ARM Cortex-A53/A57 Clusters and DMA Coherency Challenges
In a system featuring ARM Cortex-A53 and Cortex-A57 clusters interconnected via a CCI-400 coherent interconnect, ensuring proper coherency between CPU clusters and DMA engines can be a complex task. The Cortex-A53 and Cortex-A57 clusters are typically configured in an inner shareable domain, meaning that their caches are coherent with respect to each other. However, when a DMA engine operating in an outer shareable domain is introduced, the coherency model becomes more intricate. The DMA engine, being an ACE-Lite master, does not have full coherency capabilities like the ACE masters in the CPU clusters. This setup raises questions about how the CCI-400 ensures coherency between the inner shareable CPU clusters and the outer shareable DMA engine, particularly when dealing with memory transactions involving Tx (transmit) and Rx (receive) buffers.
The key challenge lies in understanding how the CCI-400 determines whether to snoop the CPU caches for addresses involved in DMA transactions. The Page Table Entries (PTEs) for the Tx and Rx buffers are marked as outer shareable, but the mechanism by which the CCI-400 interprets these markings and initiates snoop operations is not immediately obvious. This issue is further complicated by the fact that the MMU, which reads the PTEs, operates independently of the CCI-400. The System Control Unit (SCU) within each CPU cluster plays a role in maintaining cache coherency, but its interaction with the CCI-400 in the context of outer shareable transactions requires careful examination.
AxDOMAIN Signaling and Snoop Transaction Coordination
The coherency mechanism in this system relies heavily on the AxDOMAIN and AxSNOOP signals, which are part of the ACE (AXI Coherency Extensions) protocol. When a transaction is initiated by an ACE master, such as the Cortex-A53 or Cortex-A57 clusters, the AxDOMAIN signal is used to indicate the shareability domain of the transaction. For transactions involving outer shareable memory, the AxDOMAIN signal will reflect this, allowing the CCI-400 to determine whether a snoop operation is necessary. The AxSNOOP signal provides additional information about the type of coherency operation required, such as whether a cache line should be invalidated or cleaned.

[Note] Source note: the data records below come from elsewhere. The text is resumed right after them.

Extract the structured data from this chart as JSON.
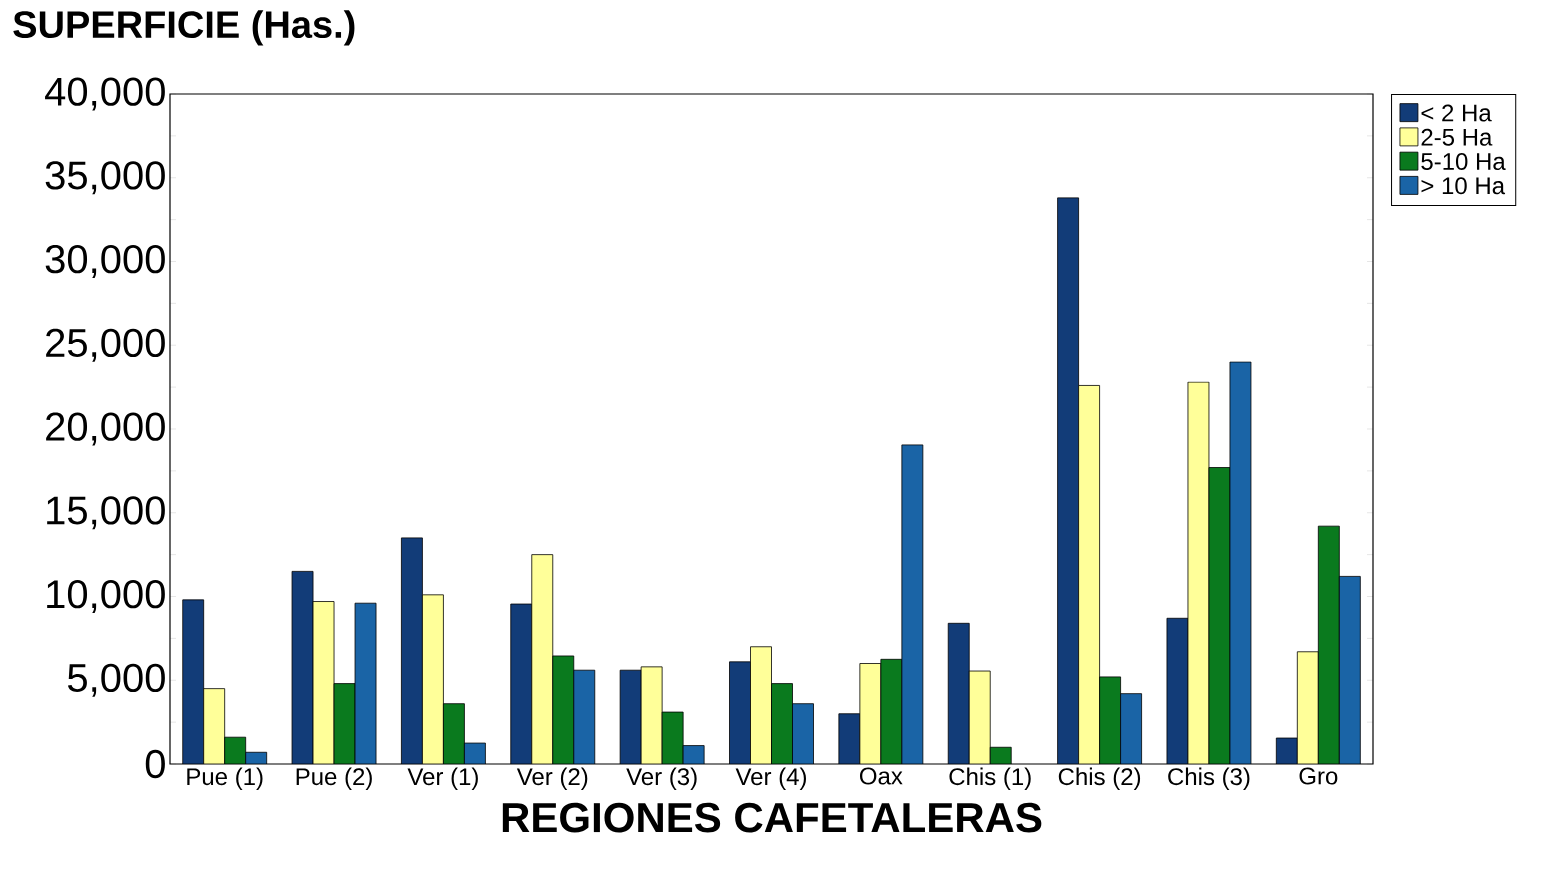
{
  "chart_data": {
    "type": "bar",
    "title": "SUPERFICIE (Has.)",
    "xlabel": "REGIONES CAFETALERAS",
    "categories": [
      "Pue (1)",
      "Pue (2)",
      "Ver (1)",
      "Ver (2)",
      "Ver (3)",
      "Ver (4)",
      "Oax",
      "Chis (1)",
      "Chis (2)",
      "Chis (3)",
      "Gro"
    ],
    "series": [
      {
        "name": "< 2 Ha",
        "color": "#123c78",
        "values": [
          9800,
          11500,
          13500,
          9550,
          5600,
          6100,
          3000,
          8400,
          33800,
          8700,
          1550
        ]
      },
      {
        "name": "2-5 Ha",
        "color": "#ffff99",
        "values": [
          4500,
          9700,
          10100,
          12500,
          5800,
          7000,
          6000,
          5550,
          22600,
          22800,
          6700
        ]
      },
      {
        "name": "5-10 Ha",
        "color": "#0a7a1e",
        "values": [
          1600,
          4800,
          3600,
          6450,
          3100,
          4800,
          6250,
          1000,
          5200,
          17700,
          14200
        ]
      },
      {
        "name": "> 10 Ha",
        "color": "#1a64a6",
        "values": [
          700,
          9600,
          1250,
          5600,
          1100,
          3600,
          19050,
          null,
          4200,
          24000,
          11200
        ]
      }
    ],
    "ylim": [
      0,
      40000
    ],
    "yticks": [
      {
        "value": 0,
        "label": "0"
      },
      {
        "value": 2500,
        "label": null
      },
      {
        "value": 5000,
        "label": "5,000"
      },
      {
        "value": 7500,
        "label": null
      },
      {
        "value": 10000,
        "label": "10,000"
      },
      {
        "value": 12500,
        "label": null
      },
      {
        "value": 15000,
        "label": "15,000"
      },
      {
        "value": 17500,
        "label": null
      },
      {
        "value": 20000,
        "label": "20,000"
      },
      {
        "value": 22500,
        "label": null
      },
      {
        "value": 25000,
        "label": "25,000"
      },
      {
        "value": 27500,
        "label": null
      },
      {
        "value": 30000,
        "label": "30,000"
      },
      {
        "value": 32500,
        "label": null
      },
      {
        "value": 35000,
        "label": "35,000"
      },
      {
        "value": 37500,
        "label": null
      },
      {
        "value": 40000,
        "label": "40,000"
      }
    ],
    "grid": false,
    "legend": "right"
  }
}
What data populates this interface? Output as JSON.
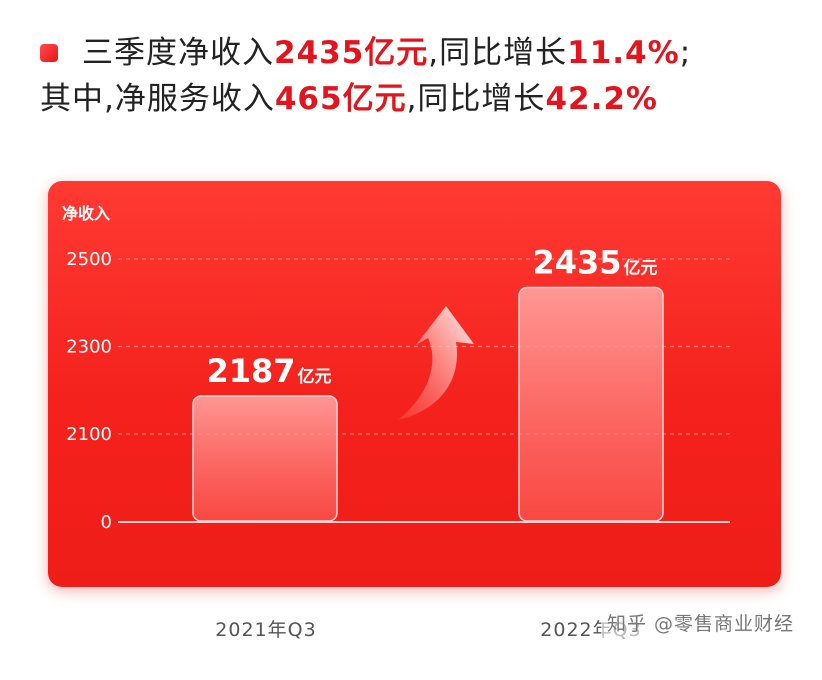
{
  "headline": {
    "line1_prefix": "三季度净收入",
    "line1_value": "2435亿元",
    "line1_mid": ",同比增长",
    "line1_pct": "11.4%",
    "line1_suffix": ";",
    "line2_prefix": "其中,净服务收入",
    "line2_value": "465亿元",
    "line2_mid": ",同比增长",
    "line2_pct": "42.2%"
  },
  "watermark": "知乎 @零售商业财经",
  "colors": {
    "accent": "#e3141e",
    "panel": "#f4211c",
    "bar_fill": "#ff8a8a",
    "gridline": "#ffb3b0"
  },
  "chart_data": {
    "type": "bar",
    "ylabel": "净收入",
    "categories": [
      "2021年Q3",
      "2022年Q3"
    ],
    "values": [
      2187,
      2435
    ],
    "value_labels": [
      {
        "number": "2187",
        "unit": "亿元"
      },
      {
        "number": "2435",
        "unit": "亿元"
      }
    ],
    "yticks": [
      0,
      2100,
      2300,
      2500
    ],
    "ylim": [
      0,
      2500
    ],
    "axis_break": true,
    "grid": true,
    "trend_arrow": "up"
  }
}
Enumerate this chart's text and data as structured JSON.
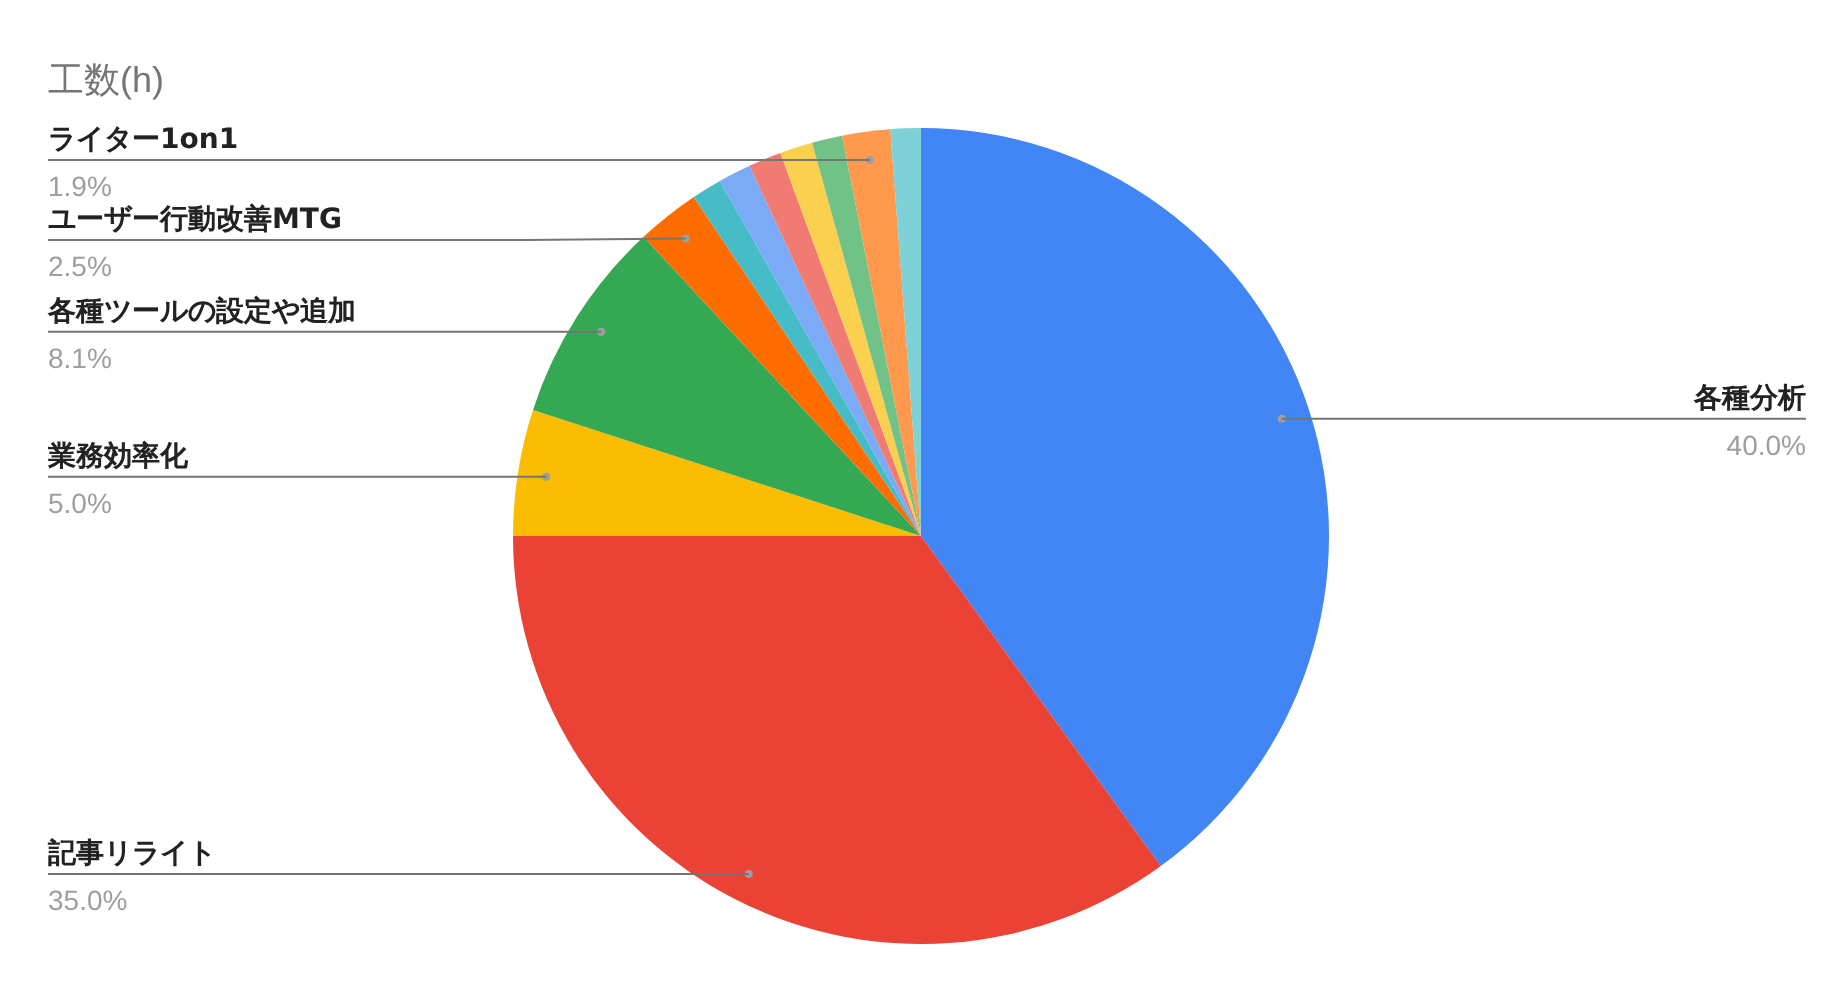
{
  "chart_data": {
    "type": "pie",
    "title": "工数(h)",
    "categories": [
      "各種分析",
      "記事リライト",
      "業務効率化",
      "各種ツールの設定や追加",
      "ユーザー行動改善MTG",
      null,
      null,
      null,
      null,
      null,
      "ライター1on1",
      null
    ],
    "values": [
      40.0,
      35.0,
      5.0,
      8.1,
      2.5,
      1.2,
      1.3,
      1.3,
      1.3,
      1.2,
      1.9,
      1.2
    ],
    "colors": [
      "#4285f4",
      "#ea4335",
      "#fbbc04",
      "#34a853",
      "#ff6d01",
      "#46bdc6",
      "#7baaf7",
      "#f07b72",
      "#fcd04f",
      "#71c287",
      "#ff994d",
      "#7ed1d7"
    ],
    "value_labels": [
      "40.0%",
      "35.0%",
      "5.0%",
      "8.1%",
      "2.5%",
      null,
      null,
      null,
      null,
      null,
      "1.9%",
      null
    ],
    "legend": false
  }
}
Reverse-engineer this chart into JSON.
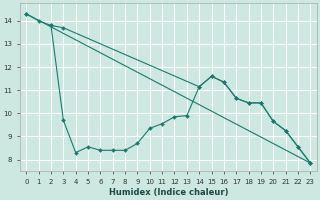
{
  "title": "",
  "xlabel": "Humidex (Indice chaleur)",
  "bg_color": "#cce8e0",
  "grid_color": "#ffffff",
  "line_color": "#1a7a6e",
  "xlim": [
    -0.5,
    23.5
  ],
  "ylim": [
    7.5,
    14.75
  ],
  "xticks": [
    0,
    1,
    2,
    3,
    4,
    5,
    6,
    7,
    8,
    9,
    10,
    11,
    12,
    13,
    14,
    15,
    16,
    17,
    18,
    19,
    20,
    21,
    22,
    23
  ],
  "yticks": [
    8,
    9,
    10,
    11,
    12,
    13,
    14
  ],
  "line1_x": [
    0,
    1,
    2,
    3,
    4,
    5,
    6,
    7,
    8,
    9,
    10,
    11,
    12,
    13,
    14,
    15,
    16,
    17,
    18,
    19,
    20,
    21,
    22,
    23
  ],
  "line1_y": [
    14.3,
    14.0,
    13.8,
    9.7,
    8.3,
    8.55,
    8.4,
    8.4,
    8.4,
    8.7,
    9.35,
    9.55,
    9.85,
    9.9,
    11.15,
    11.6,
    11.35,
    10.65,
    10.45,
    10.45,
    9.65,
    9.25,
    8.55,
    7.85
  ],
  "line2_x": [
    0,
    23
  ],
  "line2_y": [
    14.3,
    7.85
  ],
  "line3_x": [
    2,
    3,
    14,
    15,
    16,
    17,
    18,
    19,
    20,
    21,
    22,
    23
  ],
  "line3_y": [
    13.8,
    13.7,
    11.15,
    11.6,
    11.35,
    10.65,
    10.45,
    10.45,
    9.65,
    9.25,
    8.55,
    7.85
  ]
}
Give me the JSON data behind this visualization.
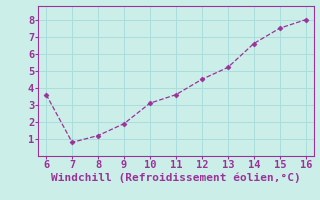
{
  "x": [
    6,
    7,
    8,
    9,
    10,
    11,
    12,
    13,
    14,
    15,
    16
  ],
  "y": [
    3.6,
    0.8,
    1.2,
    1.9,
    3.1,
    3.6,
    4.5,
    5.2,
    6.6,
    7.5,
    8.0
  ],
  "line_color": "#993399",
  "marker": "D",
  "marker_size": 2.5,
  "bg_color": "#cceee8",
  "grid_color": "#aadddd",
  "xlabel": "Windchill (Refroidissement éolien,°C)",
  "xlabel_color": "#993399",
  "tick_color": "#993399",
  "xlim": [
    5.7,
    16.3
  ],
  "ylim": [
    0.0,
    8.8
  ],
  "xticks": [
    6,
    7,
    8,
    9,
    10,
    11,
    12,
    13,
    14,
    15,
    16
  ],
  "yticks": [
    1,
    2,
    3,
    4,
    5,
    6,
    7,
    8
  ],
  "spine_color": "#993399",
  "tick_fontsize": 7.5,
  "xlabel_fontsize": 8
}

In the case of DMA transactions, the DMA engine, being an ACE-Lite master, does not generate AxSNOOP signals. Instead, the CCI-400 must infer the necessary coherency actions based on the AxDOMAIN signal and the configuration of the memory regions involved. When the Tx and Rx buffers are marked as outer shareable in their PTEs, the CCI-400 uses the AxDOMAIN signal to identify these transactions as requiring coherency actions across the outer shareable domain. This triggers the CCI-400 to initiate snoop operations on the CPU caches, ensuring that any modified data in the caches is written back to memory before the DMA transfer begins, and that any stale data in the caches is invalidated after the transfer completes.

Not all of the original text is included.